In their 1984 monograph, Classification and Regression Trees, Breiman, Friedman, Olshen and Stone discussed at length the need to obtain “honest” estimates of the predictive accuracy of a tree–based model. At the time the monograph was written, many data sets were small, so the authors took great pains to work out an effective way to use cross–validation with CART trees. The result was a major advance for data mining, introducing ideas that at the time were radically new. The main point of the discussion was that the only way to avoid overfitting was to rely on test data. With plentiful data we can always reserve a portion for testing, but with fewer data we might have to rely on cross validation. In either case, however, only the test or cross–validated results should be trusted. In contrast, earlier approaches tended to ignore the training data performance results and focus only on the test data.
In 1995 Leo Breiman was actively experimenting with his first version of the bagger, and that at time I was in constant contact with him via email. In some cases at Salford Systems we implemented ideas of Leo's as we were discussing them with him. At other times we debated certain details and exchanged ideas in a lively give and take. Leo's initial ideas always took as a given that the bagged trees needed to be pruned and he was using 10–fold cross validation to do so. Because this added a substantial computational burden to the process I suggested that he use the OOB (out of bag) data to test and prune each bagged tree. In response, Leo began experimenting with this idea and eventually concluded that the entire training sample (both in–bag and out of bag) should be used to prune each bagged tree. Of course, subsequent research showed that unpruned trees were in fact ideal and thus the topic of using OOB data for pruning trees fell by the wayside. OOB data became very important in Leo”s subsequent work on RandomForests four years later.
The emails here are a selection of messages I received from Leo in mid–1995 on the topic. Unfortunately, we do not appear to have any copies of my side of the conversation. We hope to post other messages from Leo here from time to time as his remarks covered a very broad range of topics pertaining to trees and data mining.
Users of cross validation (CV) in CART, MARS, and TreeNet have become accustomed to simply requesting this testing method when setting up a predictive model and allowing the software to take care of the details. Of course, the Salford software prepares the data automatically and uses stratified sampling to randomly assign each record to a CV bin. The user has no influence and no control over how the bins are managed.
There will be times, however, when it is advantageous to construct these CV bins yourself. This can occur, for example, if you want to compare results across different software tools so as to be sure that any differences in results between methods are not due to the cross-validation process itself. By using the same CV bins in every modeling run, you can be sure that any differences in performance are due only to differences in modeling methods. Analysts with repeated observations on subjects will want to assign subjects rather than individual data records to CV bins, keeping all data belonging to a given subject together at all times. In data with a temporal dimension, it may be desirable to break the data into bins along the time dimension (for example, assigning records from every calendar month to a distinct bin). Although assigning data records to CV bins needs to be conducted with care to ensure that the right kind of balancing of the data is maintained, the process is quite simple and mechanical. In preparing the data for analysis you need to create a new column of data on which the bin assignments for every record in the training data will be recorded. If you prefer to work with a numeric bin variable, we recommend that you use the integers from 1 through K, where K is the number of bins you want. If you prefer to work with a text or character variable to record bin assignments, then you are free to come up with any unique labels you like for the bins.
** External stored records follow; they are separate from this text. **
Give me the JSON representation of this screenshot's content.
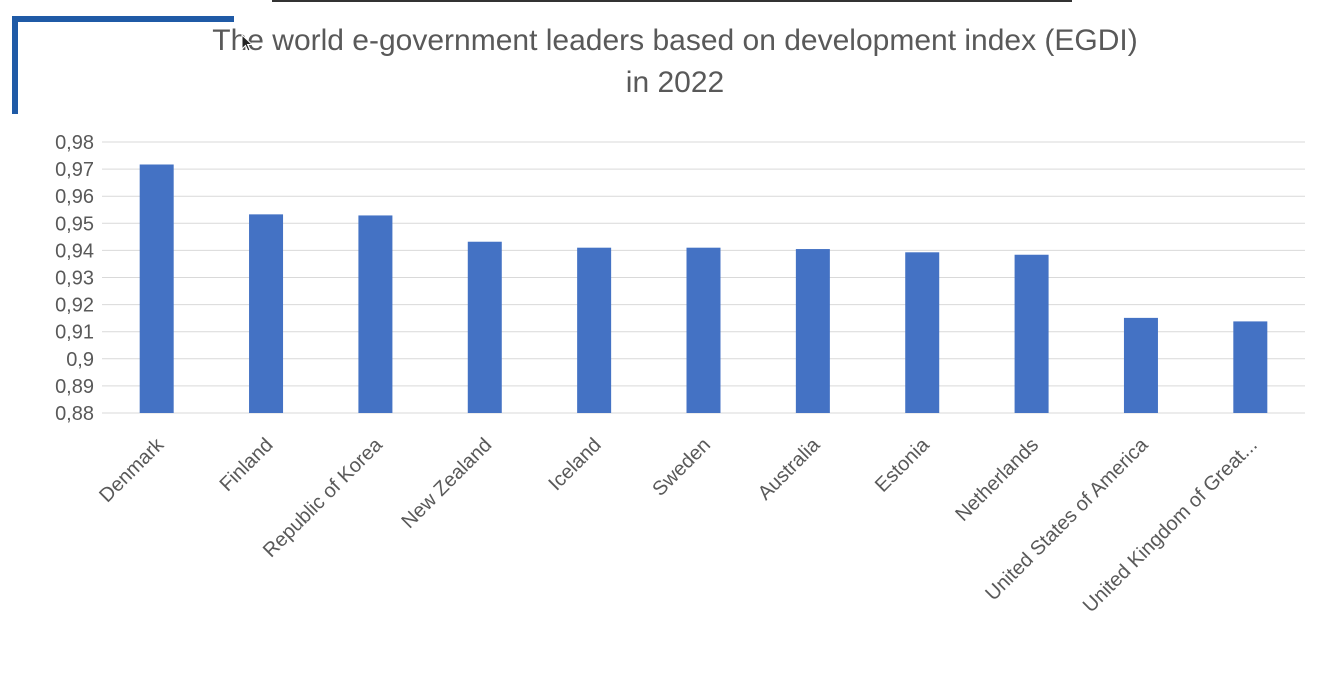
{
  "chart_data": {
    "type": "bar",
    "title_line1": "The world e-government leaders based on development index (EGDI)",
    "title_line2": "in 2022",
    "categories": [
      "Denmark",
      "Finland",
      "Republic of Korea",
      "New Zealand",
      "Iceland",
      "Sweden",
      "Australia",
      "Estonia",
      "Netherlands",
      "United States of America",
      "United Kingdom of Great..."
    ],
    "values": [
      0.9717,
      0.9533,
      0.9529,
      0.9432,
      0.941,
      0.941,
      0.9405,
      0.9393,
      0.9384,
      0.9151,
      0.9138
    ],
    "ylim": [
      0.88,
      0.98
    ],
    "ytick_step": 0.01,
    "ytick_labels": [
      "0,88",
      "0,89",
      "0,9",
      "0,91",
      "0,92",
      "0,93",
      "0,94",
      "0,95",
      "0,96",
      "0,97",
      "0,98"
    ],
    "bar_color": "#4472c4",
    "grid": true,
    "legend": "none"
  },
  "decor": {
    "bracket_color": "#1f5aa6",
    "cursor_icon": "arrow-cursor-icon"
  }
}
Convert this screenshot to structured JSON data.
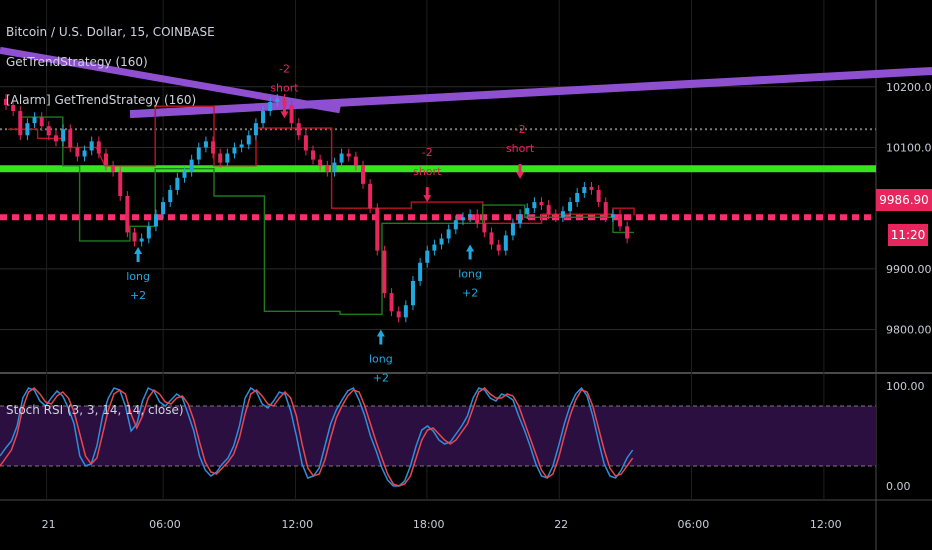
{
  "legend": {
    "symbol": "Bitcoin / U.S. Dollar, 15, COINBASE",
    "strategy": "GetTrendStrategy (160)",
    "alarm": "[Alarm] GetTrendStrategy (160)",
    "stoch": "Stoch RSI (3, 3, 14, 14, close)"
  },
  "price_tag": "9986.90",
  "countdown": "11:20",
  "colors": {
    "up": "#1fa9e0",
    "down": "#e8265e",
    "support_line": "#37e21f",
    "resist_dotted": "#ff2d6f",
    "trend_line": "#8e4fd0",
    "step_green": "#1e7a1e",
    "step_red": "#c0141e",
    "stoch_k": "#2a8fdc",
    "stoch_d": "#e8474f",
    "stoch_band": "#2b0f40"
  },
  "chart_data": [
    {
      "type": "candlestick",
      "title": "Bitcoin / U.S. Dollar, 15, COINBASE",
      "x_ticks": [
        "21",
        "06:00",
        "12:00",
        "18:00",
        "22",
        "06:00",
        "12:00"
      ],
      "y_ticks": [
        10200.0,
        10100.0,
        9900.0,
        9800.0
      ],
      "ylim": [
        9730,
        10310
      ],
      "last_price": 9986.9,
      "levels": {
        "support": 10065,
        "resistance_dotted": 9985,
        "grey_dotted": 10130
      },
      "trend_line": [
        [
          0,
          10260
        ],
        [
          80,
          10162
        ]
      ],
      "trend_line2": [
        [
          20,
          10155
        ],
        [
          100,
          10226
        ]
      ],
      "step_upper": [
        [
          1,
          10130
        ],
        [
          8,
          10130
        ],
        [
          8,
          10115
        ],
        [
          14,
          10115
        ],
        [
          14,
          10100
        ],
        [
          22,
          10100
        ],
        [
          24,
          10070
        ],
        [
          36,
          10070
        ],
        [
          36,
          10168
        ],
        [
          50,
          10168
        ],
        [
          50,
          10070
        ],
        [
          60,
          10070
        ],
        [
          60,
          10132
        ],
        [
          78,
          10132
        ],
        [
          78,
          10000
        ],
        [
          97,
          10000
        ],
        [
          97,
          10010
        ],
        [
          114,
          10010
        ],
        [
          114,
          9975
        ],
        [
          128,
          9975
        ],
        [
          128,
          9990
        ],
        [
          145,
          9990
        ],
        [
          145,
          10000
        ],
        [
          150,
          10000
        ],
        [
          150,
          9988
        ]
      ],
      "step_lower": [
        [
          4,
          10150
        ],
        [
          14,
          10150
        ],
        [
          14,
          10070
        ],
        [
          18,
          10070
        ],
        [
          18,
          9946
        ],
        [
          30,
          9946
        ],
        [
          30,
          9970
        ],
        [
          36,
          9970
        ],
        [
          36,
          10065
        ],
        [
          50,
          10065
        ],
        [
          50,
          10020
        ],
        [
          62,
          10020
        ],
        [
          62,
          9830
        ],
        [
          80,
          9830
        ],
        [
          80,
          9825
        ],
        [
          90,
          9825
        ],
        [
          90,
          9975
        ],
        [
          114,
          9975
        ],
        [
          114,
          10005
        ],
        [
          124,
          10005
        ],
        [
          124,
          9985
        ],
        [
          145,
          9985
        ],
        [
          145,
          9960
        ],
        [
          150,
          9960
        ]
      ],
      "signals": [
        {
          "type": "long",
          "label": "long",
          "qty": "+2",
          "x_index": 18.5,
          "price": 9936
        },
        {
          "type": "short",
          "label": "short",
          "qty": "-2",
          "x_index": 39,
          "price": 10148
        },
        {
          "type": "long",
          "label": "long",
          "qty": "+2",
          "x_index": 52.5,
          "price": 9800
        },
        {
          "type": "short",
          "label": "short",
          "qty": "-2",
          "x_index": 59,
          "price": 10010
        },
        {
          "type": "long",
          "label": "long",
          "qty": "+2",
          "x_index": 65,
          "price": 9940
        },
        {
          "type": "short",
          "label": "short",
          "qty": "-2",
          "x_index": 72,
          "price": 10048
        }
      ]
    },
    {
      "type": "line",
      "title": "Stoch RSI (3, 3, 14, 14, close)",
      "y_ticks": [
        100.0,
        0.0
      ],
      "ylim": [
        -10,
        110
      ],
      "band": [
        20,
        80
      ],
      "series": [
        {
          "values": [
            30,
            38,
            45,
            60,
            88,
            98,
            96,
            85,
            80,
            88,
            95,
            90,
            78,
            62,
            30,
            20,
            22,
            40,
            70,
            88,
            98,
            96,
            80,
            55,
            62,
            85,
            98,
            95,
            84,
            80,
            86,
            92,
            88,
            72,
            55,
            30,
            16,
            10,
            14,
            22,
            28,
            40,
            60,
            88,
            98,
            94,
            82,
            78,
            85,
            94,
            92,
            75,
            50,
            22,
            8,
            10,
            18,
            40,
            62,
            76,
            86,
            95,
            98,
            86,
            70,
            50,
            35,
            18,
            6,
            0,
            0,
            5,
            20,
            40,
            56,
            60,
            55,
            46,
            42,
            44,
            52,
            60,
            70,
            88,
            98,
            96,
            88,
            85,
            92,
            90,
            86,
            70,
            56,
            40,
            22,
            10,
            8,
            20,
            40,
            62,
            80,
            92,
            98,
            90,
            70,
            45,
            22,
            10,
            8,
            16,
            28,
            36
          ]
        },
        {
          "values": [
            20,
            28,
            36,
            52,
            78,
            94,
            98,
            92,
            84,
            82,
            90,
            94,
            88,
            74,
            52,
            30,
            22,
            28,
            52,
            76,
            92,
            96,
            92,
            72,
            58,
            70,
            88,
            96,
            92,
            84,
            82,
            88,
            90,
            82,
            66,
            44,
            24,
            14,
            12,
            18,
            24,
            32,
            48,
            72,
            92,
            96,
            90,
            82,
            80,
            88,
            94,
            88,
            70,
            42,
            18,
            10,
            12,
            26,
            48,
            68,
            80,
            90,
            96,
            94,
            80,
            62,
            44,
            28,
            12,
            2,
            0,
            2,
            10,
            28,
            46,
            56,
            58,
            52,
            46,
            42,
            46,
            54,
            62,
            78,
            94,
            98,
            92,
            88,
            88,
            92,
            90,
            80,
            64,
            48,
            32,
            16,
            8,
            12,
            28,
            50,
            70,
            86,
            96,
            94,
            80,
            58,
            36,
            18,
            10,
            12,
            20,
            28
          ]
        }
      ]
    }
  ]
}
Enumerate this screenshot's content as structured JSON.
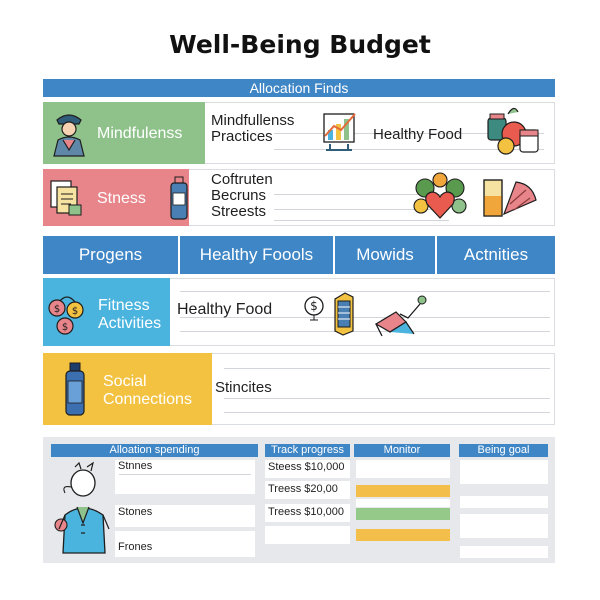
{
  "title": "Well-Being Budget",
  "allocation_bar": "Allocation Finds",
  "rows": {
    "mindfulness": {
      "category": "Mindfulenss",
      "text": [
        "Mindfullenss",
        "Practices"
      ],
      "side_label": "Healthy Food"
    },
    "stress": {
      "category": "Stness",
      "text": [
        "Coftruten",
        "Becruns",
        "Streests"
      ]
    },
    "fitness": {
      "category": [
        "Fitness",
        "Activities"
      ],
      "text": "Healthy Food"
    },
    "social": {
      "category": [
        "Social",
        "Connections"
      ],
      "text": "Stincites"
    }
  },
  "tabs": [
    "Progens",
    "Healthy Foools",
    "Mowids",
    "Actnities"
  ],
  "bottom": {
    "headers": [
      "Alloation spending",
      "Track progress",
      "Monitor",
      "Being goal"
    ],
    "spending": [
      "Stnnes",
      "Stones",
      "Frones"
    ],
    "progress": [
      "Steess $10,000",
      "Treess $20,00",
      "Treess $10,000"
    ]
  },
  "colors": {
    "accent_blue": "#3f86c6",
    "mindfulness_green": "#8fc28b",
    "stress_pink": "#e7858a",
    "fitness_blue": "#4bb4de",
    "social_yellow": "#f3c241"
  },
  "icons": [
    "meditation-person-icon",
    "growth-chart-icon",
    "fruit-jar-icon",
    "documents-icon",
    "bottle-icon",
    "heart-vegetables-icon",
    "juice-icon",
    "coins-icon",
    "dollar-coin-icon",
    "phone-icon",
    "exercise-person-icon",
    "water-bottle-icon",
    "person-illustration-icon"
  ]
}
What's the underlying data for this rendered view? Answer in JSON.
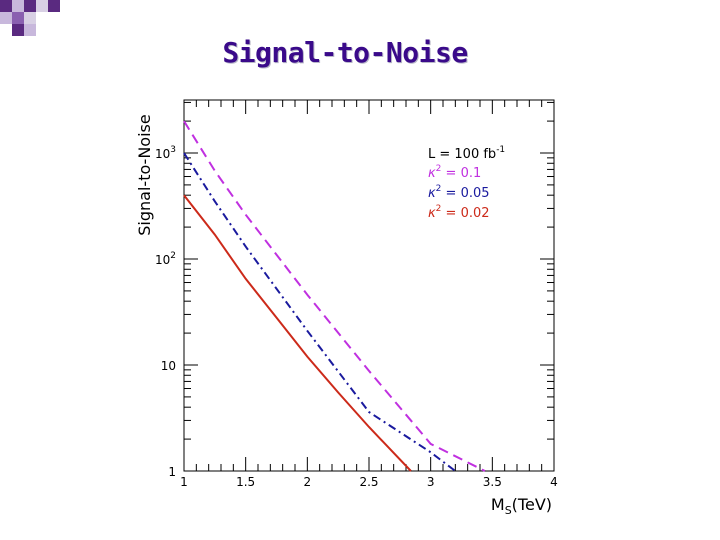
{
  "slide": {
    "title": "Signal-to-Noise"
  },
  "chart_data": {
    "type": "line",
    "title": "Signal-to-Noise",
    "xlabel": "M_S(TeV)",
    "ylabel": "Signal-to-Noise",
    "xlim": [
      1,
      4
    ],
    "ylim": [
      1,
      3000
    ],
    "yscale": "log",
    "x_ticks": [
      {
        "value": 1,
        "label": "1"
      },
      {
        "value": 1.5,
        "label": "1.5"
      },
      {
        "value": 2,
        "label": "2"
      },
      {
        "value": 2.5,
        "label": "2.5"
      },
      {
        "value": 3,
        "label": "3"
      },
      {
        "value": 3.5,
        "label": "3.5"
      },
      {
        "value": 4,
        "label": "4"
      }
    ],
    "y_ticks": [
      {
        "value": 1,
        "label": "1",
        "exp": ""
      },
      {
        "value": 10,
        "label": "10",
        "exp": ""
      },
      {
        "value": 100,
        "label": "10",
        "exp": "2"
      },
      {
        "value": 1000,
        "label": "10",
        "exp": "3"
      }
    ],
    "legend": {
      "header_prefix": "L = 100 fb",
      "header_exp": "-1",
      "placement": "top-right"
    },
    "series": [
      {
        "name": "κ² = 0.1",
        "symbol": "κ",
        "exp": "2",
        "eq": " = 0.1",
        "color": "#c030e0",
        "style": "dash",
        "x": [
          1,
          1.25,
          1.5,
          2,
          2.5,
          3,
          3.44
        ],
        "values": [
          2000,
          680,
          262,
          46,
          8.8,
          1.8,
          1
        ]
      },
      {
        "name": "κ² = 0.05",
        "symbol": "κ",
        "exp": "2",
        "eq": " = 0.05",
        "color": "#1a1a9e",
        "style": "dashdot",
        "x": [
          1,
          1.25,
          1.5,
          2,
          2.5,
          3,
          3.2
        ],
        "values": [
          1000,
          350,
          131,
          21,
          3.6,
          1.5,
          1
        ]
      },
      {
        "name": "κ² = 0.02",
        "symbol": "κ",
        "exp": "2",
        "eq": " = 0.02",
        "color": "#cc2a1a",
        "style": "solid",
        "x": [
          1,
          1.25,
          1.5,
          1.75,
          2,
          2.25,
          2.5,
          2.84
        ],
        "values": [
          400,
          170,
          65,
          28,
          12,
          5.5,
          2.6,
          1
        ]
      }
    ]
  }
}
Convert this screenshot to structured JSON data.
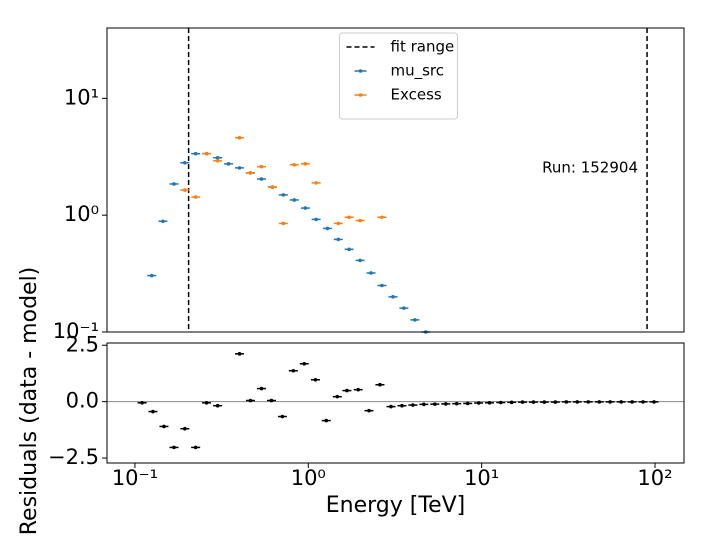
{
  "chart_data": [
    {
      "type": "errorbar",
      "x": [
        0.125,
        0.145,
        0.168,
        0.194,
        0.224,
        0.259,
        0.3,
        0.347,
        0.401,
        0.463,
        0.537,
        0.621,
        0.718,
        0.83,
        0.962,
        1.11,
        1.29,
        1.49,
        1.72,
        1.99,
        2.3,
        2.66,
        3.08,
        3.56,
        4.12,
        4.76
      ],
      "series": [
        {
          "name": "mu_src",
          "color": "#1f77b4",
          "values": [
            0.304,
            0.887,
            1.85,
            2.81,
            3.36,
            3.36,
            3.1,
            2.75,
            2.54,
            2.3,
            2.04,
            1.74,
            1.49,
            1.35,
            1.15,
            0.92,
            0.77,
            0.62,
            0.51,
            0.41,
            0.32,
            0.25,
            0.2,
            0.16,
            0.127,
            0.1
          ]
        },
        {
          "name": "Excess",
          "color": "#ff7f0e",
          "values": [
            null,
            null,
            null,
            1.64,
            1.43,
            3.36,
            2.92,
            null,
            4.6,
            2.3,
            2.6,
            1.74,
            0.85,
            2.7,
            2.75,
            1.89,
            null,
            0.85,
            0.96,
            0.9,
            null,
            0.96,
            null,
            null,
            null,
            null
          ]
        }
      ],
      "fit_range": {
        "name": "fit range",
        "color": "#000000",
        "values": [
          0.204,
          90
        ]
      },
      "annotation": "Run: 152904",
      "xlim": [
        0.069,
        147
      ],
      "ylim": [
        0.1,
        40
      ],
      "log_x": true,
      "log_y": true,
      "yticks": [
        {
          "value": 0.1,
          "label": "10⁻¹"
        },
        {
          "value": 1,
          "label": "10⁰"
        },
        {
          "value": 10,
          "label": "10¹"
        }
      ],
      "legend": "upper center"
    },
    {
      "type": "errorbar",
      "x": [
        0.11,
        0.127,
        0.147,
        0.168,
        0.194,
        0.224,
        0.259,
        0.3,
        0.401,
        0.464,
        0.537,
        0.613,
        0.709,
        0.82,
        0.948,
        1.1,
        1.27,
        1.47,
        1.67,
        1.94,
        2.24,
        2.59,
        3.0,
        3.47,
        4.01,
        4.64,
        5.37,
        6.21,
        7.18,
        8.31,
        9.61,
        11.1,
        12.9,
        14.9,
        17.2,
        19.9,
        23.0,
        26.6,
        30.8,
        35.6,
        41.2,
        47.7,
        55.1,
        63.8,
        73.8,
        85.3,
        98.7
      ],
      "series": [
        {
          "color": "#000000",
          "values": [
            -0.05,
            -0.44,
            -1.1,
            -2.03,
            -1.2,
            -2.03,
            -0.05,
            -0.18,
            2.12,
            0.05,
            0.58,
            0.05,
            -0.66,
            1.37,
            1.68,
            0.97,
            -0.84,
            0.22,
            0.49,
            0.53,
            -0.4,
            0.75,
            -0.22,
            -0.18,
            -0.15,
            -0.12,
            -0.11,
            -0.1,
            -0.09,
            -0.08,
            -0.06,
            -0.05,
            -0.04,
            -0.03,
            -0.02,
            -0.02,
            -0.02,
            -0.02,
            -0.01,
            -0.01,
            -0.01,
            -0.01,
            -0.01,
            -0.01,
            -0.01,
            -0.01,
            -0.01
          ]
        }
      ],
      "xlabel": "Energy [TeV]",
      "ylabel": "Residuals (data - model)",
      "xlim": [
        0.069,
        147
      ],
      "ylim": [
        -2.72,
        2.6
      ],
      "log_x": true,
      "log_y": false,
      "xticks": [
        {
          "value": 0.1,
          "label": "10⁻¹"
        },
        {
          "value": 1,
          "label": "10⁰"
        },
        {
          "value": 10,
          "label": "10¹"
        },
        {
          "value": 100,
          "label": "10²"
        }
      ],
      "yticks": [
        {
          "value": -2.5,
          "label": "−2.5"
        },
        {
          "value": 0,
          "label": "0.0"
        },
        {
          "value": 2.5,
          "label": "2.5"
        }
      ],
      "zero_line": true
    }
  ]
}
Once the bin variables are created you can use the GUI to let CART, MARS, or TreeNet know that you intend to use your own CV bin variable on the MODEL setup dialog’s TEST tab. In the screen capture below you can see that we have selected “Variable determines cross-validation bins” as our test method.

Alternatively, you can issue a command of the form:
which is the command that would be generated by the GUI for you from the screen above.
If you are going to create a CVBIN variable we recommend that you create several versions using different random number seeds because the results will vary across different partitionings of the data and it is useful to know how sensitive each of the results is.